CHICAGO--(BUSINESS WIRE)--JNS Holdings Corporation (OTC Markets Group: JNSH) is pleased to announce today after extensive negotiations that it has executed a Formal Letter of Intent with 350 Green, LLC to acquire certain assets which consists of the Chicago area Grant Agreement only.
Once the network is completed JNS will own and operate 201 Level II chargers and 73 Level III fast chargers within the Chicago market.
The acquisition enables JNS to enter this emerging sector within the electric vehicle charger industry in the third largest market in America. We are very pleased to have been able to reach this agreement and appreciate all the cooperation that 350 Green’s management has given as to reaching this LOI.

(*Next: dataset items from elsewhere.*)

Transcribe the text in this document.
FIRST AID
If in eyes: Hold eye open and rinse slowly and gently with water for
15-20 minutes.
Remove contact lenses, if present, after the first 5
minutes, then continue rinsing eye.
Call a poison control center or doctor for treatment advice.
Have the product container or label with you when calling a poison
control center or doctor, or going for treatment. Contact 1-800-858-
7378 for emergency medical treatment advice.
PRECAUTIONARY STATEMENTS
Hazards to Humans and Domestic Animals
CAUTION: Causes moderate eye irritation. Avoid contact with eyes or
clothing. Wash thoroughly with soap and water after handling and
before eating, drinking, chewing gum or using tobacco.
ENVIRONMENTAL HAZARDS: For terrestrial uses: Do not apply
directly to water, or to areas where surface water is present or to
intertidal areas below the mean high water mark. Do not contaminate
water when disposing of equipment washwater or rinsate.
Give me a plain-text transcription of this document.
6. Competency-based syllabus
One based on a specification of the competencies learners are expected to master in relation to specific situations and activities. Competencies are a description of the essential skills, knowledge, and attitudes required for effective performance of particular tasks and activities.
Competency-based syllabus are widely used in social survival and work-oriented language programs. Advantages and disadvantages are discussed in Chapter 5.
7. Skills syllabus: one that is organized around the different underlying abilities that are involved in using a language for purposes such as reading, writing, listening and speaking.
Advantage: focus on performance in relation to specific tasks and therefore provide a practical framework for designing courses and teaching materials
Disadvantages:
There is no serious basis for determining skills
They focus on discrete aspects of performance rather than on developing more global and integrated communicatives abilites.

Both companies will now move forward expeditiously to a contract and closing, during this process all terms and conditions will remain confidential until otherwise mutually agreed.
“Upon completion of the acquisition, JNS Power & Control Systems, Inc. will be entering the multi-million dollar electric vehicle charging station market with an eye on continued growth in the sector," stated Brian Howe, CEO. “We look forward to this exciting new revenue generating opportunity for our company and fully expect to build on it in other markets and in our home market as well."

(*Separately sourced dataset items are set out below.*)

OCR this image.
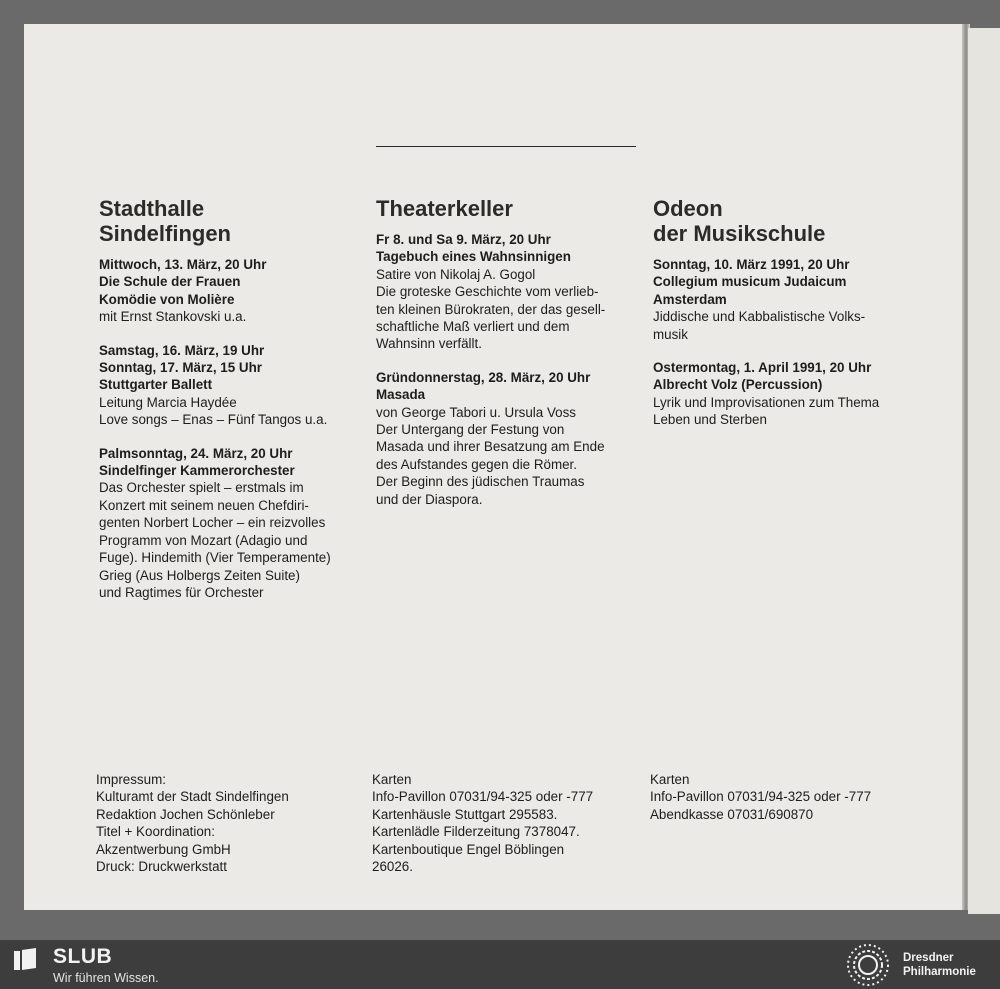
Stadthalle
Sindelfingen
Mittwoch, 13. März, 20 Uhr
Die Schule der Frauen
Komödie von Molière
mit Ernst Stankovski u.a.
Samstag, 16. März, 19 Uhr
Sonntag, 17. März, 15 Uhr
Stuttgarter Ballett
Leitung Marcia Haydée
Love songs – Enas – Fünf Tangos u.a.
Palmsonntag, 24. März, 20 Uhr
Sindelfinger Kammerorchester
Das Orchester spielt – erstmals im
Konzert mit seinem neuen Chefdiri-
genten Norbert Locher – ein reizvolles
Programm von Mozart (Adagio und
Fuge). Hindemith (Vier Temperamente)
Grieg (Aus Holbergs Zeiten Suite)
und Ragtimes für Orchester
Theaterkeller
Fr 8. und Sa 9. März, 20 Uhr
Tagebuch eines Wahnsinnigen
Satire von Nikolaj A. Gogol
Die groteske Geschichte vom verlieb-
ten kleinen Bürokraten, der das gesell-
schaftliche Maß verliert und dem
Wahnsinn verfällt.
Gründonnerstag, 28. März, 20 Uhr
Masada
von George Tabori u. Ursula Voss
Der Untergang der Festung von
Masada und ihrer Besatzung am Ende
des Aufstandes gegen die Römer.
Der Beginn des jüdischen Traumas
und der Diaspora.
Odeon
der Musikschule
Sonntag, 10. März 1991, 20 Uhr
Collegium musicum Judaicum
Amsterdam
Jiddische und Kabbalistische Volks-
musik
Ostermontag, 1. April 1991, 20 Uhr
Albrecht Volz (Percussion)
Lyrik und Improvisationen zum Thema
Leben und Sterben
Impressum:
Kulturamt der Stadt Sindelfingen
Redaktion Jochen Schönleber
Titel + Koordination:
Akzentwerbung GmbH
Druck: Druckwerkstatt
Karten
Info-Pavillon 07031/94-325 oder -777
Kartenhäusle Stuttgart 295583.
Kartenlädle Filderzeitung 7378047.
Kartenboutique Engel Böblingen
26026.
Karten
Info-Pavillon 07031/94-325 oder -777
Abendkasse 07031/690870
SLUB
Wir führen Wissen.
Dresdner
Philharmonie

About JNS Holdings Corporation:
JNS Holdings focuses on building solid growth for our investors and shareholders through expansion of our core businesses while seeking additional strategic opportunities. The company's current capitalization is Total Authorized Shares of 122,000,000 with a Public Float of 63,504,182.

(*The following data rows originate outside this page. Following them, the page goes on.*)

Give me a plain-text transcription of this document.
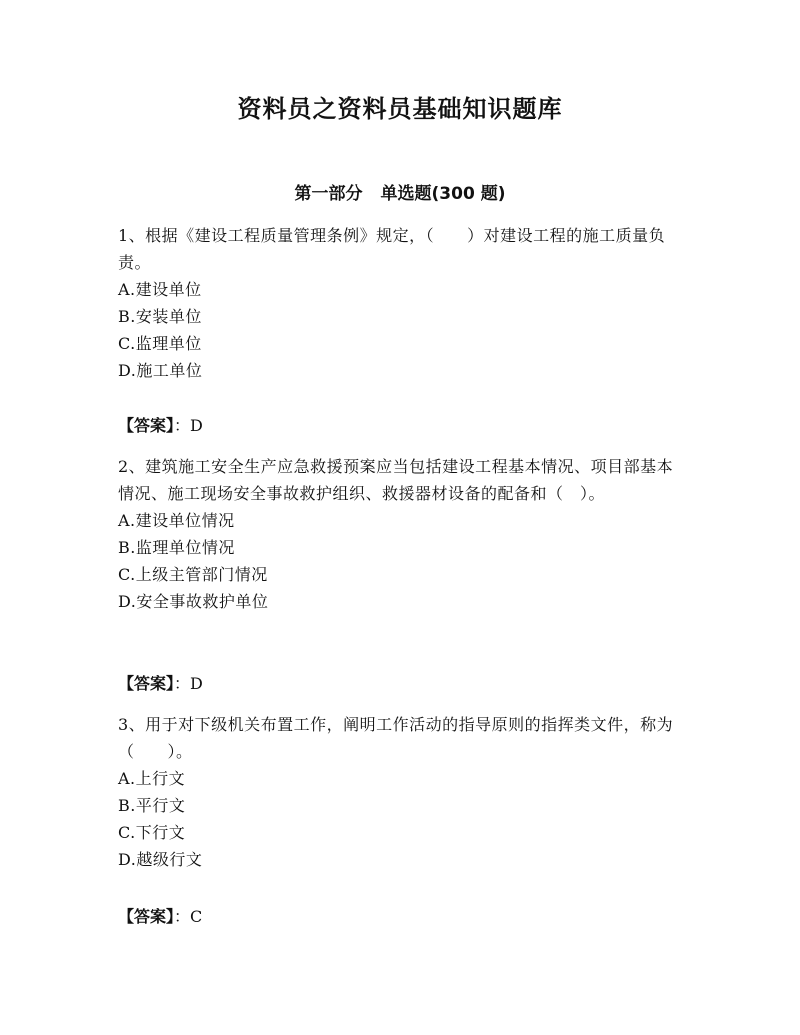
资料员之资料员基础知识题库
第一部分 单选题(300 题)

1、根据《建设工程质量管理条例》规定，（　　）对建设工程的施工质量负责。

A.建设单位
B.安装单位
C.监理单位
D.施工单位
【答案】：D

2、建筑施工安全生产应急救援预案应当包括建设工程基本情况、项目部基本情况、施工现场安全事故救护组织、救援器材设备的配备和（　）。

A.建设单位情况
B.监理单位情况
C.上级主管部门情况
D.安全事故救护单位
【答案】：D

3、用于对下级机关布置工作，阐明工作活动的指导原则的指挥类文件，称为（　　）。

A.上行文
B.平行文
C.下行文
D.越级行文
【答案】：C
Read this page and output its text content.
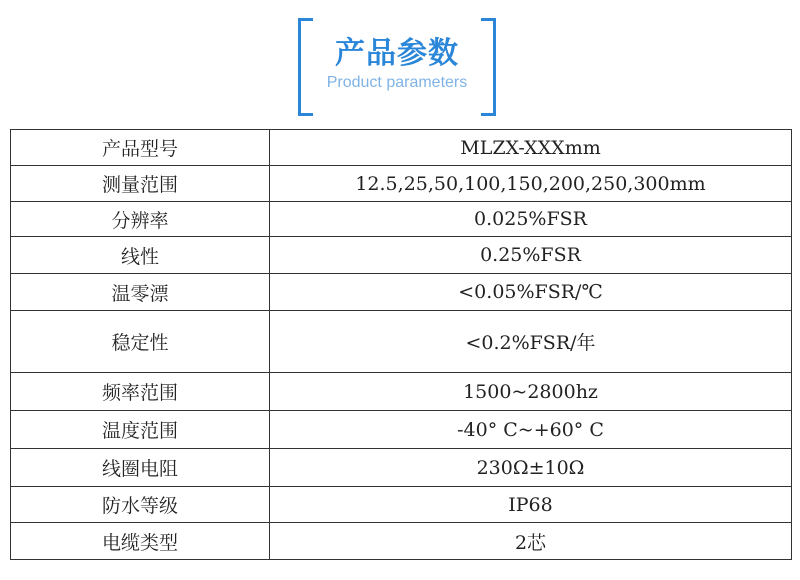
产品参数
Product parameters
产品型号	MLZX-XXXmm
测量范围	12.5,25,50,100,150,200,250,300mm
分辨率	0.025%FSR
线性	0.25%FSR
温零漂	<0.05%FSR/℃
稳定性	<0.2%FSR/年
频率范围	1500~2800hz
温度范围	-40° C~+60° C
线圈电阻	230Ω±10Ω
防水等级	IP68
电缆类型	2芯
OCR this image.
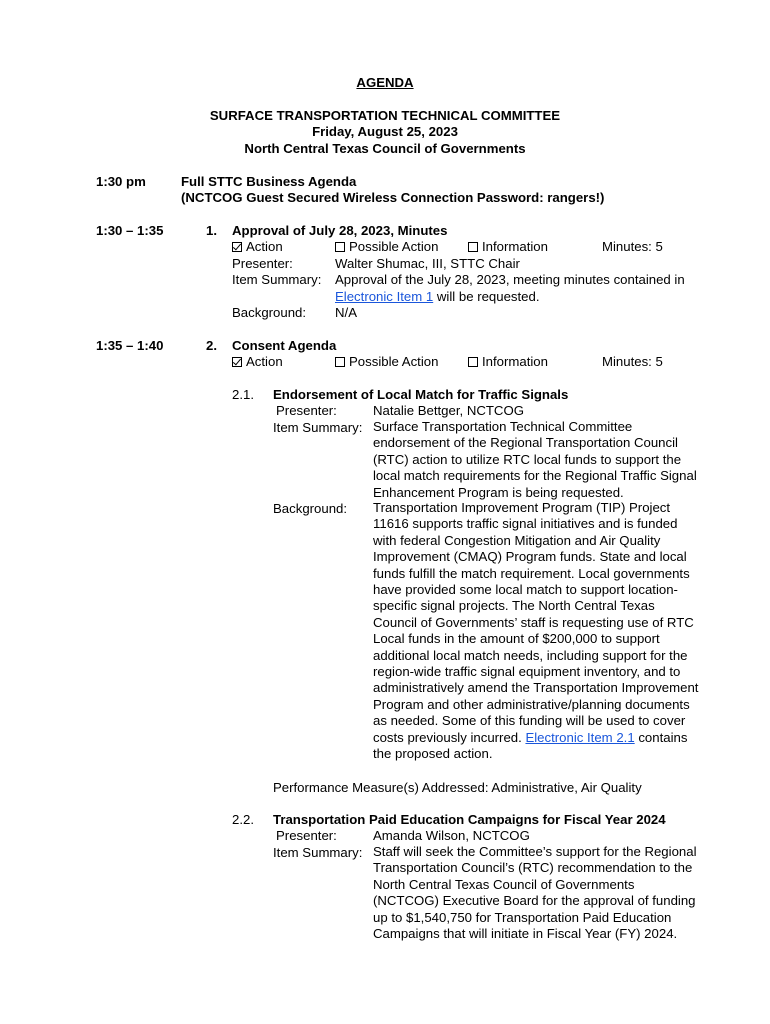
AGENDA
SURFACE TRANSPORTATION TECHNICAL COMMITTEE
Friday, August 25, 2023
North Central Texas Council of Governments
1:30 pm	Full STTC Business Agenda
(NCTCOG Guest Secured Wireless Connection Password: rangers!)
1:30 – 1:35	1. Approval of July 28, 2023, Minutes
Action	Possible Action	Information	Minutes: 5
Presenter:	Walter Shumac, III, STTC Chair
Item Summary: Approval of the July 28, 2023, meeting minutes contained in
Electronic Item 1 will be requested.
Background: N/A
1:35 – 1:40	2. Consent Agenda
Action	Possible Action	Information	Minutes: 5
2.1. Endorsement of Local Match for Traffic Signals
Presenter:	Natalie Bettger, NCTCOG
Item Summary: Surface Transportation Technical Committee
endorsement of the Regional Transportation Council
(RTC) action to utilize RTC local funds to support the
local match requirements for the Regional Traffic Signal
Enhancement Program is being requested.
Background: Transportation Improvement Program (TIP) Project
11616 supports traffic signal initiatives and is funded
with federal Congestion Mitigation and Air Quality
Improvement (CMAQ) Program funds. State and local
funds fulfill the match requirement. Local governments
have provided some local match to support location-
specific signal projects. The North Central Texas
Council of Governments’ staff is requesting use of RTC
Local funds in the amount of $200,000 to support
additional local match needs, including support for the
region-wide traffic signal equipment inventory, and to
administratively amend the Transportation Improvement
Program and other administrative/planning documents
as needed. Some of this funding will be used to cover
costs previously incurred. Electronic Item 2.1 contains
the proposed action.
Performance Measure(s) Addressed: Administrative, Air Quality
2.2. Transportation Paid Education Campaigns for Fiscal Year 2024
Presenter:	Amanda Wilson, NCTCOG
Item Summary: Staff will seek the Committee’s support for the Regional
Transportation Council’s (RTC) recommendation to the
North Central Texas Council of Governments
(NCTCOG) Executive Board for the approval of funding
up to $1,540,750 for Transportation Paid Education
Campaigns that will initiate in Fiscal Year (FY) 2024.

This press release does not constitute an offer of any securities for sale. This press release contains certain forward-looking statements within the meaning of Section 27A of the Securities Act of 1933 and Section 21E of the Securities Exchange Act of 1934. These forward-looking statements involve certain risks and uncertainties that could cause actual results to differ. All forward-looking statements in this press release are based on information available to the company as of the date hereof, and the company undertakes no obligation to update forward-looking statements to reflect events or circumstances occurring after the date of this press release.